I have a kubernetes cluster of 3 worker nodes where I need to deploy a statefulset app having 6 replicas. My requirement is to make sure in every case, each node should get exactly 2 pods out of 6 replicas. Basically,

node1 - 2 pods of app
node2 - 2 pods of app
node3 - 2 pods of app
========================
Total   6 pods of app        

Any help would be appreciated!

-- Nish
kubernetes
kubernetes-helm
kubernetes-statefulset

1 Answer

10/9/2020

You should use Pod Anti-Affinity to make sure that the pods are spread to different nodes.

Since you will have more than one pod on the nodes, use preferredDuringSchedulingIgnoredDuringExecution

example when the app has the label app: mydb (use what fits your case):

    podAntiAffinity:
      preferredDuringSchedulingIgnoredDuringExecution:
      - weight: 100
        podAffinityTerm:
          labelSelector:
            matchExpressions:
            - key: app
              operator: In
              values:
              - mydb
          topologyKey: "kubernetes.io/hostname"

each node should get exactly 2 pods out of 6 replicas

Try to not think that the pods are pinned to certain node.
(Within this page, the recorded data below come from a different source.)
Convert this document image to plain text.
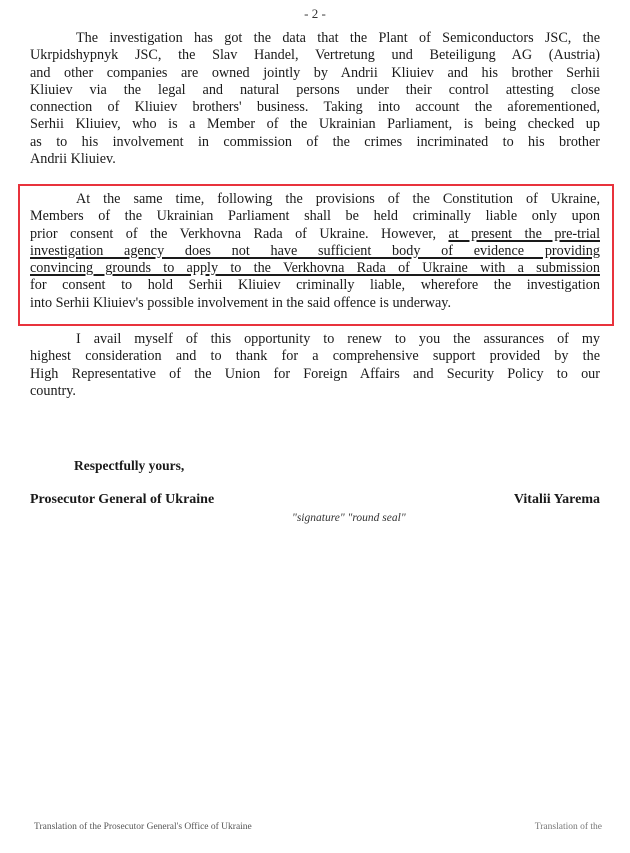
- 2 -
The investigation has got the data that the Plant of Semiconductors JSC, the
Ukrpidshypnyk JSC, the Slav Handel, Vertretung und Beteiligung AG (Austria)
and other companies are owned jointly by Andrii Kliuiev and his brother Serhii
Kliuiev via the legal and natural persons under their control attesting close
connection of Kliuiev brothers' business. Taking into account the aforementioned,
Serhii Kliuiev, who is a Member of the Ukrainian Parliament, is being checked up
as to his involvement in commission of the crimes incriminated to his brother
Andrii Kliuiev.
At the same time, following the provisions of the Constitution of Ukraine,
Members of the Ukrainian Parliament shall be held criminally liable only upon
prior consent of the Verkhovna Rada of Ukraine. However, at present the pre-trial
investigation agency does not have sufficient body of evidence providing
convincing grounds to apply to the Verkhovna Rada of Ukraine with a submission
for consent to hold Serhii Kliuiev criminally liable, wherefore the investigation
into Serhii Kliuiev's possible involvement in the said offence is underway.
I avail myself of this opportunity to renew to you the assurances of my
highest consideration and to thank for a comprehensive support provided by the
High Representative of the Union for Foreign Affairs and Security Policy to our
country.
Respectfully yours,
Prosecutor General of Ukraine	Vitalii Yarema
"signature" "round seal"
Translation of the Prosecutor General's Office of Ukraine	Translation of the
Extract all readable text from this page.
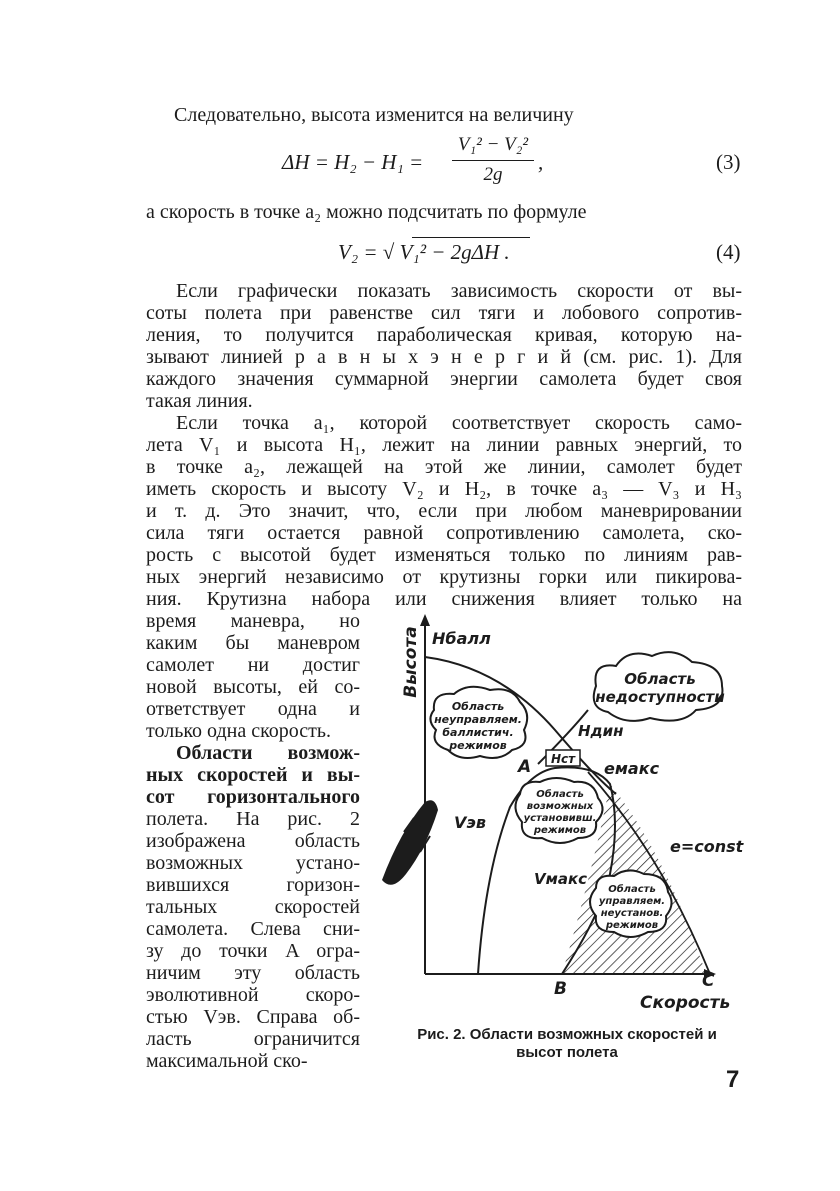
Следовательно, высота изменится на величину
ΔH = H₂ − H₁ =
V₁² − V₂²
2g
,	(3)
а скорость в точке a₂ можно подсчитать по формуле
V₂ = √ V₁² − 2gΔH .	(4)
Если графически показать зависимость скорости от вы-
соты полета при равенстве сил тяги и лобового сопротив-
ления, то получится параболическая кривая, которую на-
зывают линией р а в н ы х э н е р г и й (см. рис. 1). Для
каждого значения суммарной энергии самолета будет своя
такая линия.
Если точка a₁, которой соответствует скорость само-
лета V₁ и высота H₁, лежит на линии равных энергий, то
в точке a₂, лежащей на этой же линии, самолет будет
иметь скорость и высоту V₂ и H₂, в точке a₃ — V₃ и H₃
и т. д. Это значит, что, если при любом маневрировании
сила тяги остается равной сопротивлению самолета, ско-
рость с высотой будет изменяться только по линиям рав-
ных энергий независимо от крутизны горки или пикирова-
ния. Крутизна набора или снижения влияет только на
время маневра, но
каким бы маневром
самолет ни достиг
новой высоты, ей со-
ответствует одна и
только одна скорость.
Области возмож-
ных скоростей и вы-
сот горизонтального
полета. На рис. 2
изображена область
возможных устано-
вившихся горизон-
тальных скоростей
самолета. Слева сни-
зу до точки A огра-
ничим эту область
эволютивной скоро-
стью Vэв. Справа об-
ласть ограничится
максимальной ско-
Область
недоступности
Область
неуправляем.
баллистич.
режимов
Область
возможных
установивш.
режимов
Область
управляем.
неустанов.
режимов
Hст
Высота Hбалл
Hдин
A	eмакс
Vэв
e=const
Vмакс
B	C
Скорость
Рис. 2. Области возможных скоростей и
высот полета
7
The idea with Kubernetes workload is that the workload is independent of the underlying infrastructure such as nodes. What you really want - I assume - is to spread the pods to increase availability - e.g. if one nodes goes down, your system should still be available.

If you are running at a cloud provider, you should probably design the anti-affinity such that the pods are scheduled to different Availability Zones and not only to different Nodes - but it requires that your cluster is deployed in a Region (consisting of multiple Availability Zones).

Spread pods across Availability Zones

After even distribution, all 3 nodes (scattered over three zones ) will have 2 pods. That is ok. The hard requirement is if 1 node ( Say node-1) goes down, then it's 2 pods, need not be re-scheduled again on other nodes. When the node-1 is restored, then those 2 pods now will be scheduled back on it. So, we can say, all 3 pair of pods have different node/zone affinity. Any idea around this?

This can be done with PodAffinity, but is more likely done using TopologySpreadConstraints and you will probably use topologyKey: topology.kubernetes.io/zone but this depends on what labels your nodes have.

-- Jonas
Source: StackOverflow